Peninsula

Voto dell'autore: 3/5

VOTA ANCHE TU!

InguardabilePassabilePiacevoleConsigliatoImperdibile (2 votes, average: 3,50 out of 5)

Gli zombie sono ormai entrati a far parte del cinema coreano. Dopo il grande successo nel 2016 di Train to Busan, sono state prodotte altre numerose opere ricche di morti viventi o di infetti e di protagonisti che devono affrontarli. Si pensi a Seoul Station (2016), Rampant (2018), il drama Kingdom (iniziato nel 2019), #Alive (2020) e l’attesissimo sequel del sopracitato Train to Busan, ovvero Peninsula (2020), invitato tra l’altro al Festival di Cannes 2020.

Il regista Yeon Sang-ho, che di recente ha diretto anche Psychokinesis (2018), dopo aver creato questo universo che prevede la trasformazione della Corea in una terra post-apocalittica, ha ritenuto necessario dare un seguito alle sue due precedenti opere.

Per chi non lo sapesse infatti, Yeon non ha diretto solo Peninsula, ma anche Train to Busan e Seoul Station (film d’animazione che racconta il momento in cui l’epidemia è iniziata).

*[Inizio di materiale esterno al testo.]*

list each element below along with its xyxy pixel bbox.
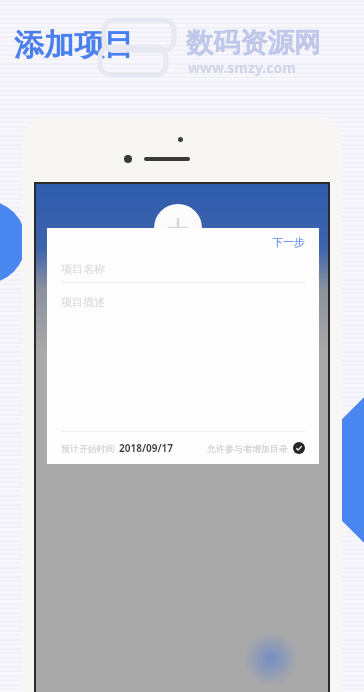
button[interactable]: Add (154, 204, 202, 252)
staticText: 允许参与者增加目录 (207, 443, 288, 454)
staticText: www.smzy.com (188, 58, 296, 77)
staticText: 项目描述 (61, 295, 105, 309)
button[interactable]: 下一步 (268, 233, 309, 251)
button[interactable]: 项目描述 (61, 292, 305, 312)
button[interactable]: 预计开始时间 (61, 441, 174, 455)
staticText: 添加项目 (14, 26, 134, 64)
staticText: 2018/09/17 (119, 441, 174, 455)
staticText: 项目名称 (61, 262, 105, 276)
button[interactable]: 允许参与者增加目录 (207, 442, 305, 454)
staticText: 数码资源网 (186, 26, 321, 60)
other: Enabled (293, 442, 305, 454)
button[interactable]: 项目名称 (61, 256, 305, 282)
staticText: 下一步 (272, 235, 305, 249)
staticText: 预计开始时间 (61, 443, 115, 454)
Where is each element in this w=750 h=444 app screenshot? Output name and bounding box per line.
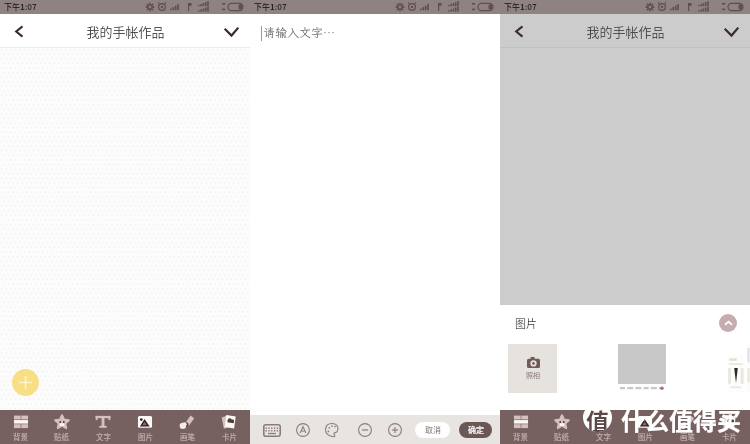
button[interactable]: 画笔 [666, 410, 708, 444]
staticText: 贴纸 [54, 431, 69, 442]
staticText: 贴纸 [554, 431, 569, 442]
staticText: 什么值得买 [621, 402, 741, 437]
staticText: 文字 [96, 431, 111, 442]
button[interactable]: Back [0, 14, 38, 48]
staticText: 画笔 [180, 431, 195, 442]
button[interactable]: Increase [385, 420, 405, 440]
staticText: 确定 [468, 424, 484, 436]
staticText: 文字 [596, 431, 611, 442]
staticText: 值 [586, 403, 609, 432]
button[interactable]: Color [322, 420, 342, 440]
button[interactable]: Collapse [719, 314, 737, 332]
button[interactable]: 卡片 [208, 410, 250, 444]
staticText: 取消 [425, 424, 441, 436]
button[interactable]: 图片 [124, 410, 166, 444]
button[interactable] [747, 344, 750, 392]
button[interactable]: Decrease [355, 420, 375, 440]
staticText: 请输入文字… [263, 25, 336, 41]
staticText: 画笔 [680, 431, 695, 442]
button[interactable]: 卡片 [708, 410, 750, 444]
button[interactable] [727, 344, 745, 392]
button[interactable]: 贴纸 [41, 410, 82, 444]
button[interactable]: Confirm [712, 14, 750, 48]
button[interactable]: 贴纸 [541, 410, 582, 444]
button[interactable]: 背景 [0, 410, 41, 444]
staticText: 下午1:07 [504, 1, 537, 13]
button[interactable]: Keyboard [261, 419, 283, 441]
staticText: 图片 [638, 431, 653, 442]
button[interactable]: Back [500, 14, 538, 48]
button[interactable]: 文字 [82, 410, 124, 444]
staticText: 图片 [138, 431, 153, 442]
button[interactable]: Confirm [212, 14, 250, 48]
button[interactable]: 背景 [500, 410, 541, 444]
button[interactable]: Font size [293, 420, 313, 440]
staticText: 卡片 [722, 431, 737, 442]
button[interactable]: 文字 [582, 410, 624, 444]
staticText: 背景 [13, 431, 28, 442]
button[interactable]: 照相 [508, 344, 557, 393]
button[interactable]: 取消 [415, 422, 450, 438]
staticText: 照相 [526, 370, 540, 380]
staticText: 背景 [513, 431, 528, 442]
button[interactable]: 画笔 [166, 410, 208, 444]
staticText: 卡片 [222, 431, 237, 442]
staticText: 下午1:07 [254, 1, 287, 13]
staticText: 下午1:07 [4, 1, 37, 13]
button[interactable]: 图片 [624, 410, 666, 444]
staticText: 我的手帐作品 [586, 22, 665, 41]
staticText: 我的手帐作品 [86, 22, 165, 41]
button[interactable]: 确定 [459, 422, 492, 438]
button[interactable]: Add [12, 369, 39, 396]
staticText: 图片 [515, 315, 537, 331]
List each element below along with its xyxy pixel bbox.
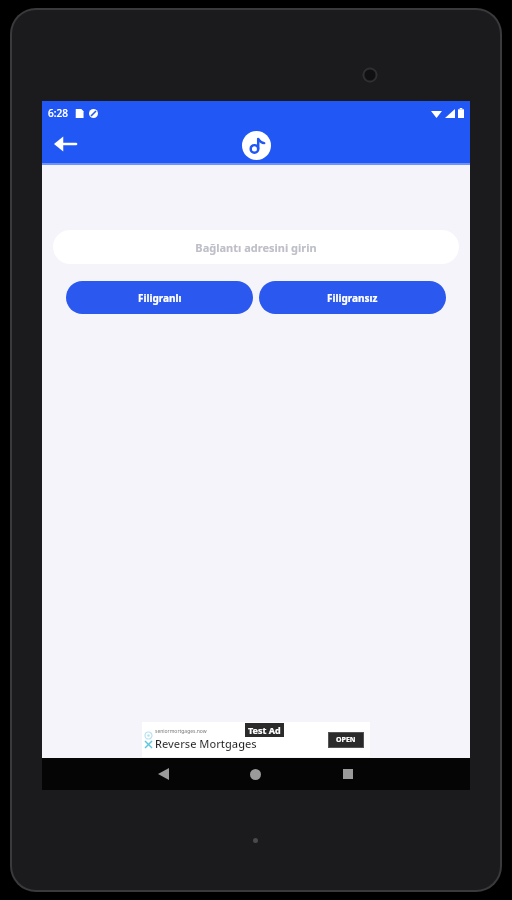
staticText: seniormortgages.now [155, 728, 207, 735]
staticText: Test Ad [248, 724, 281, 736]
button[interactable]: Recent apps [332, 758, 364, 790]
button[interactable]: Back [46, 125, 84, 163]
button[interactable]: Bağlantı adresini girin [53, 230, 459, 264]
button[interactable]: Filigransız [259, 281, 446, 314]
staticText: Reverse Mortgages [155, 736, 257, 751]
staticText: 6:28 [48, 106, 68, 120]
button[interactable]: Back [147, 758, 179, 790]
staticText: Filigranlı [138, 291, 182, 305]
staticText: Filigransız [327, 291, 378, 305]
button[interactable]: Filigranlı [66, 281, 253, 314]
staticText: OPEN [336, 735, 356, 745]
staticText: Bağlantı adresini girin [195, 240, 317, 255]
button[interactable]: seniormortgages.now [142, 722, 370, 757]
button[interactable]: OPEN [328, 732, 364, 748]
button[interactable]: Home [239, 758, 271, 790]
button[interactable]: TikTok logo [242, 131, 271, 160]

Il cast della pellicola è di alto livello; Gang Dong-won ritorna ad essere personaggio principale di un’opera dopo Illang: Uomini e Lupi (2018), e viene affiancato da Lee Jung-hyun (protagonista in Alice in Earnestland del 2015 e The Battleship Island del 2017), Lee Re, attrice adolescente in assoluta crescita, Kwon Hae-hyo, attore che partecipa a molti film di Hong Sang-soo, Kim Min-jae e Koo Gyo-hwan.

Ma veniamo dunque alla trama. Il film inizia con il soldato Jung-seok (Gang Dong-won) che non appena scoppia l’epidemia riesce in qualche modo a far imbarcare le persone a lui care su una nave, dove però non tutto va secondo i piani stabiliti. Ci si ritrova poi quattro anni dopo ad Hong Kong, con il nostro protagonista che ormai pare aver perso la voglia di vivere e a cui viene proposto un accordo suicida. Viene organizzato infatti, il ritorno nella penisola coreana ormai devastata, per trovare un convoglio pieno di denaro da riportare al capo dei gangster che l’ha ingaggiato. Non avendo niente da perdere e col pensiero di accaparrarsi una parte del bottino, Jung-seok accetta. Arrivato sul posto insieme alla sua squadra, si scoprirà che non ci sono solo infetti, ma anche una malvagia milizia chiamata Unità 631 e una famiglia che si difende come può e con cui l’attore principale si schiererà. Il resto dell’opera si concentrerà sugli scontri tra le due fazioni e su come fuggire finalmente dal paese ormai distrutto, senza tralasciare però una piccola descrizione di quanto l’umanità possa diventare sadica.

Nonostante la performance degli attori sia soddisfacente, soprattutto quella della giovane Lee Re e della sua sorellina interpretata da Lee Ye-won, non si può dire lo stesso della caratterizzazione dei personaggi. Fatta eccezione per le due appena citate, non si riesce molto ad entrare in empatia con i protagonisti, soprattutto a causa di una trama che non approfondisce in maniera troppo marcata i loro sentimenti e le loro sensazioni. Peninsula inoltre, nonostante presenti numerose scene d’azione, le stesse non riescono a raggiungere il livello del capitolo precedente.

Fatta eccezione per una scena impressionante in cui Gang Dong-won vede degli zombie ammassati in una sorta di cavalcavia pedonale, e per il momento in cui Lee Re (di nuovo) appare la prima volta e dimostra le sue abilità alla guida, non si riesce ad essere troppo trasportati dalla frenesia del momento, e i livelli di suspense non sono mai troppo alti. Anche l’inseguimento finale tra le strade della città abbandonata, risulta in parte accattivante ma allo stesso tempo non molto coinvolgente, soprattutto per un problemino presente in tutto il film, ovvero la non eccellente CGI.

Peninsula dunque è sì un’opera molto attesa, la quale però non ha saputo soddisfare al 100% le aspettative di chi scrive. Sicuramente il modo migliore per godersi il film, che comunque non annoia, è quello di non cercare paragoni con Train to Busan, il quale era stato in grado di creare scene più ricche di tensione e di approfondire meglio il lato negativo degli essere umani nelle situazioni disperate, che nell’opera qui esaminata è solo sfiorato superficialmente.